“UNLESS you’ve walked in my shoes you can’t understand my pain.”

The devastated mum of a Southampton man killed when he was knocked down as he cycled across a main road has spoken for the first time of the grief that will never leave her.

Greg Dear suffered suffered fatal brain injuries after being hit by a car on Millbrook Road West in Southampton, in October 2008.

The 27-year-old carpenter and tiler was just a few hundred yards from arriving at his parents’ house when it happened, at the junction of Regents Park Road.

And living so close to the spot where her son was killed, which is permanently marked by floral tributes, provides a painful reminder that is almost too much for Christine Dear to bear.

“Every time we come out of our gate we can see it,” she told the Daily Echo.

“I can’t go down there. I just can’t bear it. I have to go a different way to work every day.”

Eighteen months to the day after Greg died, a coroner has ruled his death was accidental.

The inquest came two months after a jury acquitted driver Julia Moore, 31, of Rownhams Road, Southampton, of causing Greg’s death by either dangerous or careless driving, after she had been accused of jumping the lights.

Southampton Coroner Keith Wiseman said the trial outcome meant he could only record an accidental death verdict, but added “that doesn’t mean no-one was at fault”.

He said: “I think in every road traffic accident someone is, by definition, almost always at fault, but that’s not reflected in the verdict, but the coroner’s rules don’t allow me to press into those areas.”

Speaking after the hearing, which was too painful for Christine, 52, or husband Steve, 55, to attend, the grieving mum expressed her frustrations at the verdict.

Sitting in her living room, flanked by daughter Claire, 31, Greg’s aunts and a close friend, gazing across at photos of her son and the casket containing his ashes, she said: “Where’s the justice in the system?

“All we’ve got left is our casket, our photographs and memories. It just seems so unfair. People think we’re fine, but we’re not.

“It’s just affected so many people – he used to share a house with his friends, and they’re all devastated.

“It’s destroyed the family completely. Steve is absolutely heartbroken. He’s lost his son and his work partner.

“They spent more time together than a married couple, and now there’s an empty seat in his van that Greg once sat in – I don’t know how he manages to get in that van every day.

“Claire used to be a happygo- lucky woman, but now she doesn’t like to go out – she just gets restless and wants to go home.”

Claire herself said she has struggled to readjust to life without her younger brother.

“We’re in a bubble – it’s such a lonely place to be,” she said.

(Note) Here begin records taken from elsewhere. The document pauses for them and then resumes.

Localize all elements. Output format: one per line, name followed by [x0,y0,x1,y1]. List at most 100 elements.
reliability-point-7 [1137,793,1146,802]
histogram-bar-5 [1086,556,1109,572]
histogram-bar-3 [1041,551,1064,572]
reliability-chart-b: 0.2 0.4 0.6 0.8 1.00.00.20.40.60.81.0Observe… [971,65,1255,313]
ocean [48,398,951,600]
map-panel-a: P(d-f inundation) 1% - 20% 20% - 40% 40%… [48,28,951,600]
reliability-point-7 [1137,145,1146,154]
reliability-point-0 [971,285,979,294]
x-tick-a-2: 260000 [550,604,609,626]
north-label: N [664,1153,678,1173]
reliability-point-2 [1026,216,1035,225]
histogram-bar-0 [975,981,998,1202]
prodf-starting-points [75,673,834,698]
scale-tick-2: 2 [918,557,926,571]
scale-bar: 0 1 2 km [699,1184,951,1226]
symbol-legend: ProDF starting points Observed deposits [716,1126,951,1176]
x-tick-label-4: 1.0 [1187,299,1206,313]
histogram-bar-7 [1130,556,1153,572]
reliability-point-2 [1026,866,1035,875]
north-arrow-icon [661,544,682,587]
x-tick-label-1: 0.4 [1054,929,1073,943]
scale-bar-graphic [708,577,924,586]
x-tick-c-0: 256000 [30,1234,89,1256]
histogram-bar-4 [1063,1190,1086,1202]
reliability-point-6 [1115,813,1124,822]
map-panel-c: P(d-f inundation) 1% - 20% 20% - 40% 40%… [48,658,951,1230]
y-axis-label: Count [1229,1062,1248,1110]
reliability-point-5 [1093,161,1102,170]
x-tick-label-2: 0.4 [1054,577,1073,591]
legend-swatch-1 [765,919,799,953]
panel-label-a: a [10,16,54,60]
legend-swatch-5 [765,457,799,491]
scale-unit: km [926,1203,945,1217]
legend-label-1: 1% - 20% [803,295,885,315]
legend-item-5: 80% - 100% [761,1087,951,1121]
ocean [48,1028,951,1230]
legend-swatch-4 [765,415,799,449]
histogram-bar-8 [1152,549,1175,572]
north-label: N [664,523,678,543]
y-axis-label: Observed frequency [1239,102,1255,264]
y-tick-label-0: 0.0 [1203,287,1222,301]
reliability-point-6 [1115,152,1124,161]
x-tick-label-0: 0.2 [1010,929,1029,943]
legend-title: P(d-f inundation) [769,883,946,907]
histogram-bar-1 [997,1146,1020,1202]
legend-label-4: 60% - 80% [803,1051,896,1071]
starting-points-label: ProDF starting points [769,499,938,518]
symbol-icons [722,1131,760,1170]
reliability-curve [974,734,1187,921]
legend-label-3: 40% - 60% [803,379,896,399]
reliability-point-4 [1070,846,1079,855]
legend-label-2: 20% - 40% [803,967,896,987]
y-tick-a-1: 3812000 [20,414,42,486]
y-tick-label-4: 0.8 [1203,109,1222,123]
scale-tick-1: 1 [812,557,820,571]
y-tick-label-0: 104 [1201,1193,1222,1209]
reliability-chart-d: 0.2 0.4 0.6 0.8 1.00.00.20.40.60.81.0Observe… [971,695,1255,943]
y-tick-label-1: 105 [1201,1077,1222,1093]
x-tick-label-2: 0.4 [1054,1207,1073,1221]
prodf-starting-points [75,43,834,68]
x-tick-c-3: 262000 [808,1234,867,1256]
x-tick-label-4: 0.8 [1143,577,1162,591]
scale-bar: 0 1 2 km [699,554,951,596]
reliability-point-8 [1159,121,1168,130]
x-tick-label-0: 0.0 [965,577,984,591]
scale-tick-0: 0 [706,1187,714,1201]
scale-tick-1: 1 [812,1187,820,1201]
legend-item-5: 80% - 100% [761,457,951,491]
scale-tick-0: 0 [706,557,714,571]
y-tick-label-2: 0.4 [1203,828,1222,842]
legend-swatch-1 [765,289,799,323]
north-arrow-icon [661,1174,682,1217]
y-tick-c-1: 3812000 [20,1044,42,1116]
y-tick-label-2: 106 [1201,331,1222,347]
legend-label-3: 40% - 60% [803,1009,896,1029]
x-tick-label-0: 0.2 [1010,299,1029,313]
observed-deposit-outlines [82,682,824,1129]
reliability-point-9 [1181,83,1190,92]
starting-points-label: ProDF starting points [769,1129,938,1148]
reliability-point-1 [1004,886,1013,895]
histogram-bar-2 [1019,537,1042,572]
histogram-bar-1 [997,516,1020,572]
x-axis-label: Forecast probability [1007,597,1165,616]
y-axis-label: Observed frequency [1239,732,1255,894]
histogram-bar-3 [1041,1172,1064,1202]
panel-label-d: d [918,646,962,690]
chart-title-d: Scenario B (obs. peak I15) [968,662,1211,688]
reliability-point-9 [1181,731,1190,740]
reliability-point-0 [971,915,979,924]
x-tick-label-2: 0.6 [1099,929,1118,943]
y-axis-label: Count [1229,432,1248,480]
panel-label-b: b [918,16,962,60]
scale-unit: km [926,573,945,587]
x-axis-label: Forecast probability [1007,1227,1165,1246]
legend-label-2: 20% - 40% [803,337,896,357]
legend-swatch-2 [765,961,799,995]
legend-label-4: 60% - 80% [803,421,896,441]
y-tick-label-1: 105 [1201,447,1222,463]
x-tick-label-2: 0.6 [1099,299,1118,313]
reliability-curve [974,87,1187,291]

“You sit at those traffic lights and you can just see the accident in your head and imagine what happened.

“I feel we should be proud because we’ve got up every day and got on with our lives, and there are times when it’s been really difficult and we don’t want to, but we do.”

Organ donor

Greg always insisted he wanted to be an organ donor should the worst ever happen, meaning his family had to make the heartbreaking decision to agree to his lifesupport system being switched off.

Three women received vital operations, two of whom have written to express their gratitude to the Dears.

The family are also now desperate to help ensure other lives are saved, by campaigning for better road safety.

They have learned that there was no film in the red light camera at the junction on the day Greg died, and that it has also been out of action at times since.

“I want to thank everyone who stopped and helped, and who was involved in the case, because they were great. But nothing is going to bring Greg back,” said Christine.

“But having film in those cameras could maybe help other families from going through what we’re going through.

“If there’s going to be any justice for Greg it’s that that camera is working from now on.”